From Greenland and the Caribbean to Peru and Argentina, and from South Africa and Zimbabwe to Pakistan and Mongolia, I have personally seen clear signs of China’s growing political power and involvement.
Tom Tughandhat, chairman of the British Parliament’s Foreign Affairs Committee, recently accused China of pressuring Barbados to have the Queen as its prime minister.
Today, China has a significant presence in virtually everywhere in the world. Any country that challenges its fundamental interests suffers for it.
When the Dalai Lama visited Downing Street, Anglo-Chinese relations were deepened. And recently, when the Speaker of the Czech Parliament visited Taiwan, a top diplomat warned that “the Chinese government and people will not sit idly by and face the open provocation of the Czech Senate Speaker and the anti-China forces behind him and let them go.” Must pay a heavy price “.
Yet Hu Zhijin, the clear and highly influential editor-in-chief of China’s Global Times newspaper, rejects any suggestion that China is an international bully.
“I want to ask you, has China ever forced any country to do anything against its will? It is the US that has maintained sanctions around the world, especially economic sanctions on many countries. Do you know which country? What is China allowed?
“Have we ever allowed the whole country? We only expressed our dissatisfaction on specific issues, and only in response when our country is openly offended.”
Nevertheless, China is currently embroiled in a furious situation across countries: Taiwan, Australia, Australia, Japan, Canada, India (with which China recently fought a violent border war), Britain and of course the US.
The language that the Global Times sometimes uses sounds like the worst rhetoric of the old Mao Zedong days.
Mr Hu recently wrote an editorial describing Australia as “chewing gum under China’s shoes”. When I asked him about this he said that the current Australian Australian government had repeatedly attacked and annoyed China.
“I think they’re like a piece of gum stuck under my shoe. I can’t shake it. It’s not a nice feeling. I said it as an expression and that’s my opinion right.”
On Hong Kong
Mr. Hu is close to President Xi, and we can assume he would not have said this unless he knew he did not have the support of China’s top leadership. When I asked him for his views on Hong Kong, he did not back down.
“The Chinese government does not object to Hong Kong’s democracy and independence, which includes the right of Hong Kong people to demonstrate peacefully on the streets.
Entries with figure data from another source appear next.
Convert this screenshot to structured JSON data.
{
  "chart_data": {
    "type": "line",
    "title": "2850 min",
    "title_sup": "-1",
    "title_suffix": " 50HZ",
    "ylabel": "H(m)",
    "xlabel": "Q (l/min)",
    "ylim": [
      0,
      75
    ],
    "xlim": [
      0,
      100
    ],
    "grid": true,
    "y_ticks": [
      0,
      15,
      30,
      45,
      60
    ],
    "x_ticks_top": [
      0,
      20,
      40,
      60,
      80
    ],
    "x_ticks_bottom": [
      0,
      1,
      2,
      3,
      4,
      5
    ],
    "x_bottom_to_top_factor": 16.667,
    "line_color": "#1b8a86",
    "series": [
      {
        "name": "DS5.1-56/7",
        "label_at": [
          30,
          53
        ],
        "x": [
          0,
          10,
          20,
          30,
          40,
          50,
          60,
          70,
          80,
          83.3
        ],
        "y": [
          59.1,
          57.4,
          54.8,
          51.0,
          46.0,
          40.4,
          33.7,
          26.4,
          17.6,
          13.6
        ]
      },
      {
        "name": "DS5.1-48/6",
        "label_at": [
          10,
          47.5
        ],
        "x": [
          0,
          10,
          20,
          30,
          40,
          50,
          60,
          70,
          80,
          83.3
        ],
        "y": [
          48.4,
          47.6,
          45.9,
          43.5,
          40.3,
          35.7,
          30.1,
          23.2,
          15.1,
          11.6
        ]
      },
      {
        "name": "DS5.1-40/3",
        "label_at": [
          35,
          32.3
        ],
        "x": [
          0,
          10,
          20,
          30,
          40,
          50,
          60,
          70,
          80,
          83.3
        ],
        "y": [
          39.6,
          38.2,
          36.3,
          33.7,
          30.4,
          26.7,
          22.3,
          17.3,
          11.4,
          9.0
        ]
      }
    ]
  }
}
“But the key is that they have to be peaceful … We support a more definite use of force by the Hong Kong police against violent protests.
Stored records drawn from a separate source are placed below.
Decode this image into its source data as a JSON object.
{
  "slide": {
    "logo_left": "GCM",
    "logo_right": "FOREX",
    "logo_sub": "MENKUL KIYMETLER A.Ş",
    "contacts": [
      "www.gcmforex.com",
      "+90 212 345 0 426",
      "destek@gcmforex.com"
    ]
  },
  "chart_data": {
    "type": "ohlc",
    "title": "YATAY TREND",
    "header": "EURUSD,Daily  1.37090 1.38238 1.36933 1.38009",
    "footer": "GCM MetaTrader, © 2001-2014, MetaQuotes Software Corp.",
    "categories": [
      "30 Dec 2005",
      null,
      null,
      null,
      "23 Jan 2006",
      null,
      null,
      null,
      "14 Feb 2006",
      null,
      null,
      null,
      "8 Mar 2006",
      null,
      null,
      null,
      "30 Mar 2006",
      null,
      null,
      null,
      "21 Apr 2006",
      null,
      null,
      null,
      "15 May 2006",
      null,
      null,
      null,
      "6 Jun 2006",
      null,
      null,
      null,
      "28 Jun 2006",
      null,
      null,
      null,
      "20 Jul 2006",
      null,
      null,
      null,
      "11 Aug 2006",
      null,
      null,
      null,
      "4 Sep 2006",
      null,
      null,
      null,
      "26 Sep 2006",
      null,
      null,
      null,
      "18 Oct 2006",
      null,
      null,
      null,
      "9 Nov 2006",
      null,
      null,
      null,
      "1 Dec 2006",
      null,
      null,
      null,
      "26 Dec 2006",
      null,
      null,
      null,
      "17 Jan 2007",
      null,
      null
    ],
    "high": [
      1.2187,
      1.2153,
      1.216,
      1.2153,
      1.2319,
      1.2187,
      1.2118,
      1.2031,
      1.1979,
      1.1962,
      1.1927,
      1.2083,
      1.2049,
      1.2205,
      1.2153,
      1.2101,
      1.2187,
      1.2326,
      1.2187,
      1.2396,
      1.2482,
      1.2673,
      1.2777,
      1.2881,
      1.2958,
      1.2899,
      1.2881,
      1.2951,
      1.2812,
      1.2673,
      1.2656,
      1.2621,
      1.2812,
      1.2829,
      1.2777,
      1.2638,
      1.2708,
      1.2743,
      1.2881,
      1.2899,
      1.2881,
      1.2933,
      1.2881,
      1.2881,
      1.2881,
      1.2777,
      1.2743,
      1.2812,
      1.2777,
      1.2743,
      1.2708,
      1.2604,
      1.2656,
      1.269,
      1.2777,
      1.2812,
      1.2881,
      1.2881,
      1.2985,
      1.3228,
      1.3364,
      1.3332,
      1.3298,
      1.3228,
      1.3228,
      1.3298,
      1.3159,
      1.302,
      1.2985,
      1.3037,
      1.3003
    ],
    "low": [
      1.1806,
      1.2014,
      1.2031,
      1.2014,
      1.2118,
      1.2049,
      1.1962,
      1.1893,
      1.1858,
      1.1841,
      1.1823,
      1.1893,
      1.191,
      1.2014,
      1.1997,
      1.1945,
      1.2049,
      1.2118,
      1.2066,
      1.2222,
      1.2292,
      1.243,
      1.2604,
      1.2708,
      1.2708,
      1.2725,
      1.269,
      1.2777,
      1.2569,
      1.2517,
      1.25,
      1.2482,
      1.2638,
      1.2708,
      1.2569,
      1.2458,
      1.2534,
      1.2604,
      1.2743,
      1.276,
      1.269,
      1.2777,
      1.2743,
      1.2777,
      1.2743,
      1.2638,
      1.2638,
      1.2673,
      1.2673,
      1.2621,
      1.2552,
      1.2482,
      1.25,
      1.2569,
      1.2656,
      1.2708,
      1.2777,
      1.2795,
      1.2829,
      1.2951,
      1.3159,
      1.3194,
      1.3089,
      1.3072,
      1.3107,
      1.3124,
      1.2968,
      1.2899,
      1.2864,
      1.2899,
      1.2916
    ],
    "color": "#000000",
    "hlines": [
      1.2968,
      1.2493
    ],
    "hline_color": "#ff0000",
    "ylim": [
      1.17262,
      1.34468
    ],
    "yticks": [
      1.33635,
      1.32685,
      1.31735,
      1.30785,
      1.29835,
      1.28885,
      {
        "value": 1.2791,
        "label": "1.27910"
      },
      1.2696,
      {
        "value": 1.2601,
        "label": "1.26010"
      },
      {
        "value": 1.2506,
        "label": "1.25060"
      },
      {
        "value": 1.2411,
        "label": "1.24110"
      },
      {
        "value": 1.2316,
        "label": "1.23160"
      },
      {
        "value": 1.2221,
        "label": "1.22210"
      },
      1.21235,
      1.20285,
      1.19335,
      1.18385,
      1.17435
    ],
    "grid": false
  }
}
“If violent protesters threaten police life, when they make very sharp projections and throw petrol-bombs or Molotov cocktails at police, I believe the police should be allowed to use their guns, and they should shoot. . “
Strict material, and if police in Hong Kong actually started firing on protesters, it could lead to a huge international backlash.
Most foreign observers believe that China’s aggressive behavior in fact hides the underlying panic.
The Communist Party is not elected, so there is no way to know how much real support it has in China. Surviving a serious crisis may not be certain – for example, a major economic collapse.
President Xi and his allies are haunted by the memory of how the old Soviet empire was simply destroyed between 1989 and 1991, as it has no support from ordinary citizens.
Mr. Hu does not accept that a new Cold War has begun. China’s controversy, he says, is basically a U.S. He made the point that President Donald Trump’s attacks on China are closely linked to the November 3 presidential election, and his efforts to win it.
Indeed after the election, the atmosphere is likely to improve – which wins.
China is so big, involved in everyone’s life, the U.S. And his allies to remain in a state of complete hostility against him.
But it only reinforces Mr. Ai’s warning: that it is too late for Western nations to defend themselves against Chinese influence.